Well, during the first year of my divorce I was contacted by social services stating that they had received an anonymous (right!) complaint about the physical appearence (being scruffy) of my eldest child.
So social services came round to talk to me and investigate. It was the disabled team as it was about our disabled child.
The complaint was that he was seen out with dirt under his fingernails and with scruffy clothes.
It has always been an uphill battle keeping him looking neat and tidy as he is basically just like a 6 or 7 year old albeit he was 18 at the time (now 20).
It ws obvious to me where the complaint had come from (who else would know that he always has dirt under his fingernails as he doesn''t wonder about unsupervised in public and I was already in contact with social services about getting help for him due to his age with personal care - there comes a time when it is not appropriate for a mother to keep washing an adult son) so I can say that social services will go round to your wifes house with the anonymous complaint.
For me it did not pour fuel on my fire it just made me more distressed and anxious than I already was - but I suspect if you find your wife hostile that it will do just what you expect and make negotiations even harder and more difficult than they are already.
You are right, social services telling your ex of the report even anonymously is likely to inflame the situation. However, when there are real concerns it is much better to be safe than sorry. If the authorities investigate and children are found to be at risk of harm measures may be put in place to minimize the risk.
The authorities are well used to separated parents allegations and counter-allegations and without independent evidence will have difficulty choosing between two sides of the same story. When there is evidence from teachers, social workers, doctors etc that children aren''t surviving well an assessment is made.
Any harm or risk of harm children suffer from the behaviour of a parent is balanced against the the strengths of the relationship, including the children''s attachment with a parent and measures that might be put in place to assess if the parenting is "good enough."
If necessary the courts can attach conditions to orders that parents aren''t to denigrate each other. Although there are hundreds of reasons why children may be hostile to contact and denigration is only one. Often both parents and even the children might be implicated in the problem and it takes a professional with experience of children to get to the root cause.

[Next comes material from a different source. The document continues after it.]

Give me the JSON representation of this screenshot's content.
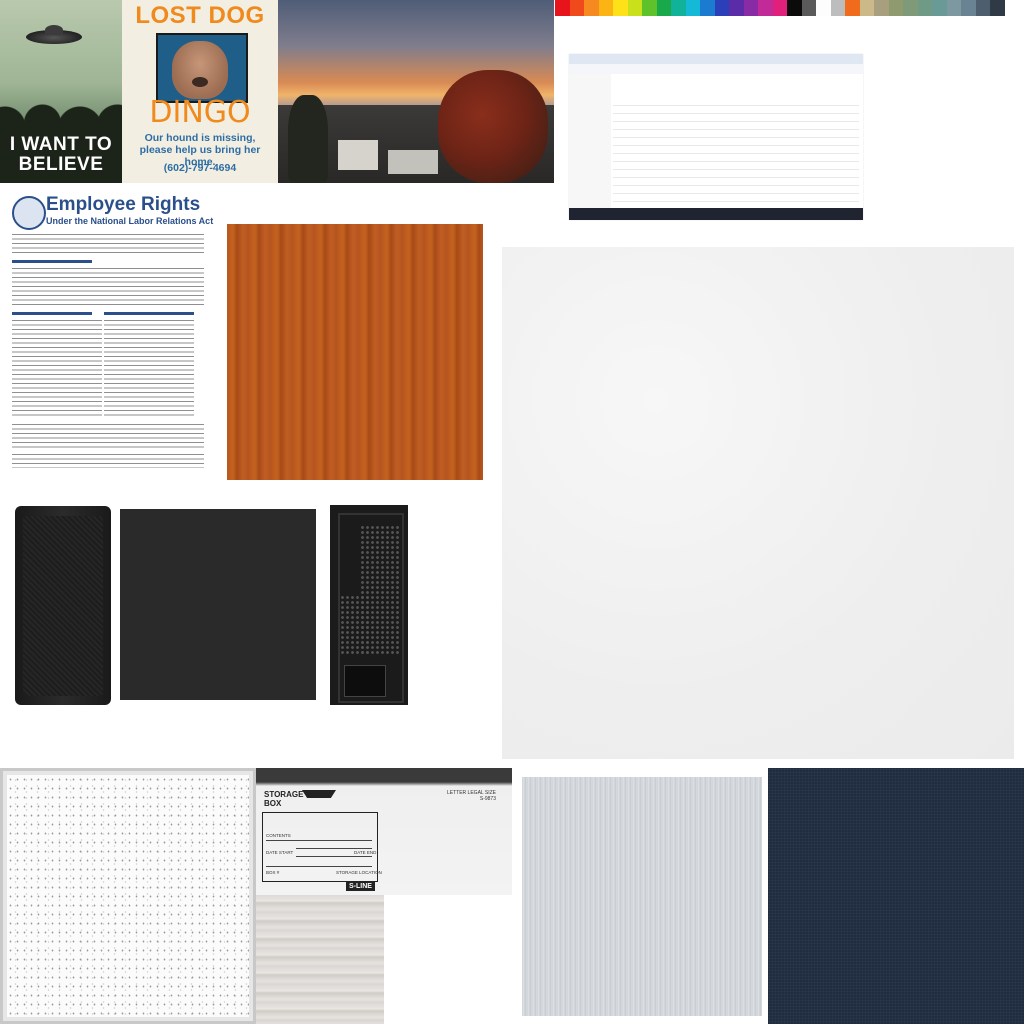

Just to be clear here, there is bitterness, but this isn''t tit for tat. I''ve received unsolicited contact from someone who I haven''t heard from for some time, suggesting that my ex wife may be drinking excessively.
My contact with Child Services was to seek advice, I would not have contacted them if I had known in advance that they would contact my ex. I agree that this will only serve to inflame the situation.
My next step, as a self-repper, will be to write to the Court, asking that the suspected drinking is taken into consideration when it makes judgement.
All I want is for my children to be brought up in a safe and healthy environment.